I've been thinking about garden trends ever since a reporter from a local magazine called me last week to ask about what's new in gardening. I was tempted to say "Who cares? Just get out there and dig..." Gardening is such an age-old practice it's weird to think about trends. Yet environmental pressures, new products, changing weather patterns and our own evolving tastes and interests keep gardening fresh.
Each generation discovers for themselves what appeals about gardening, whether that be hunting down cool new perennials from remote countries, or raising radishes in the back yard.

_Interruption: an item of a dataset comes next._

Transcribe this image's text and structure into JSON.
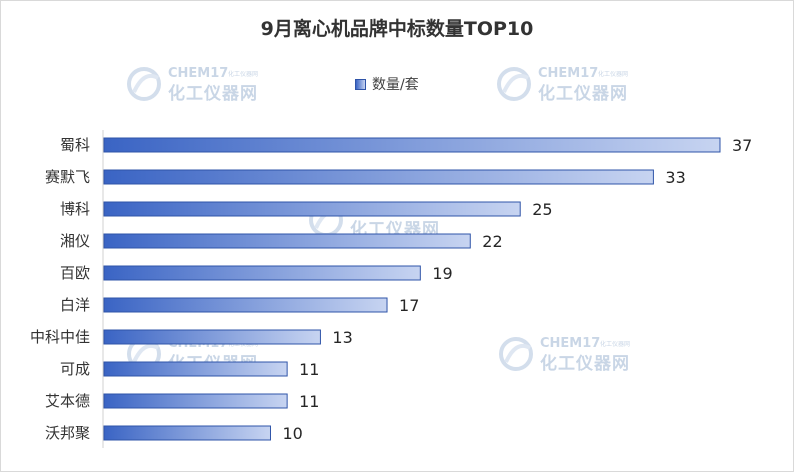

So before the list appears in...I think it was Seattle Magazine...here it is on "Plant Talk" in the hopes you'll join the discussion about what you see going on in gardening this spring:
1. Growing your own groceries - vegetables, herbs and fruit. Most of us don't have room, time or inclination for a separate vegetable patch so we're mixing edibles in with ornamentals...the trend is spurred on by multi-tasking plants like blueberries, strawberries, artichokes, sage, and lettuces that look great in the garden, are easy to grow and delicious.
2. Bringing the garden indoors - cutting flowers, branches and leaves for simple, handmade bouquets. Fashioning arrangements from your own garden is satisfyingly fun and expressive, and you can be sure the flowers on your nightstand or dining room table are organic, fresh and local. The bouquet above is in a vase called "carrot top" from Whidbey artist Johanna Marquis, the fowers are a spring assortment from my garden.

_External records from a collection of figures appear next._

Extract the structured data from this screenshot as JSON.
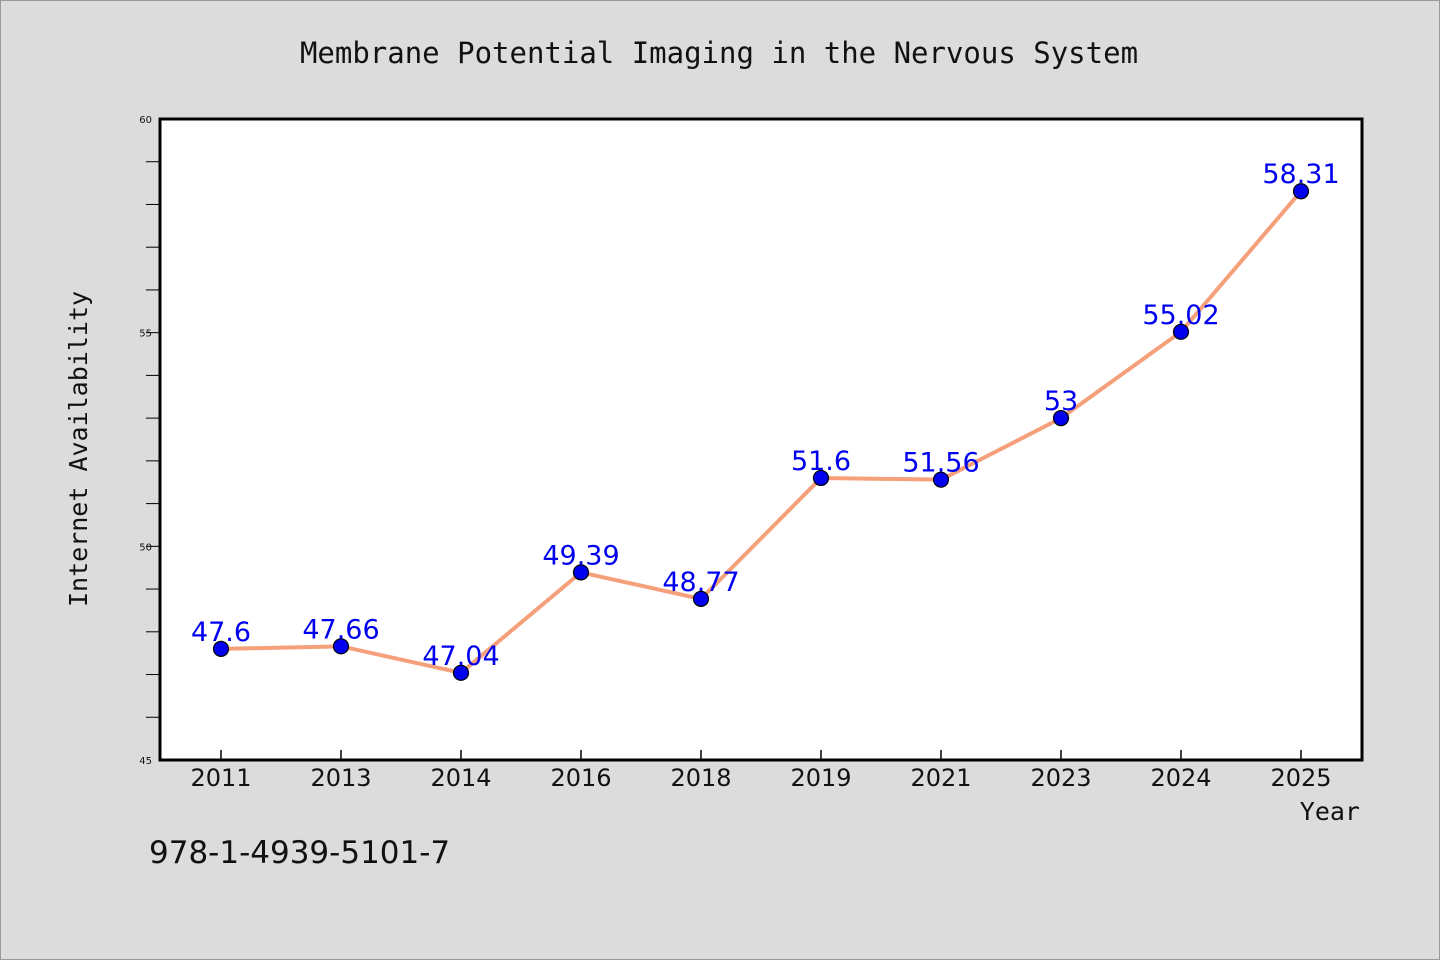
{
  "chart_data": {
    "type": "line",
    "title": "Membrane Potential Imaging in the Nervous System",
    "xlabel": "Year",
    "ylabel": "Internet Availability",
    "categories": [
      "2011",
      "2013",
      "2014",
      "2016",
      "2018",
      "2019",
      "2021",
      "2023",
      "2024",
      "2025"
    ],
    "series": [
      {
        "values": [
          47.6,
          47.66,
          47.04,
          49.39,
          48.77,
          51.6,
          51.56,
          53,
          55.02,
          58.31
        ],
        "data_labels": [
          "47.6",
          "47.66",
          "47.04",
          "49.39",
          "48.77",
          "51.6",
          "51.56",
          "53",
          "55.02",
          "58.31"
        ],
        "line_color": "#f5a07a",
        "marker_color": "#0000ee",
        "label_color": "#0000ee"
      }
    ],
    "ylim": [
      45,
      60
    ],
    "y_ticks": [
      "45",
      "50",
      "55",
      "60"
    ],
    "grid": false,
    "legend": "none"
  },
  "footer": {
    "isbn": "978-1-4939-5101-7"
  },
  "colors": {
    "background": "#dcdcdc",
    "plot_background": "#ffffff",
    "axis": "#000000"
  }
}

3. Easy-care small shrubs like spireas and daphnes that look good year round, and don't need pruning or dividing. Ditto with small grasses like hakonechloa and carexes.
4. Gardening to attract and nurture wildlife - plants for bees, butterflies and hummingbirds
5. Succulents are drought-tolerant, low-maintenance, tough and handsome - surely succulents are the most modern of 21st century plants. Nurseries now stock an exciting selection of hardy succulents in a wide range of colors and textures.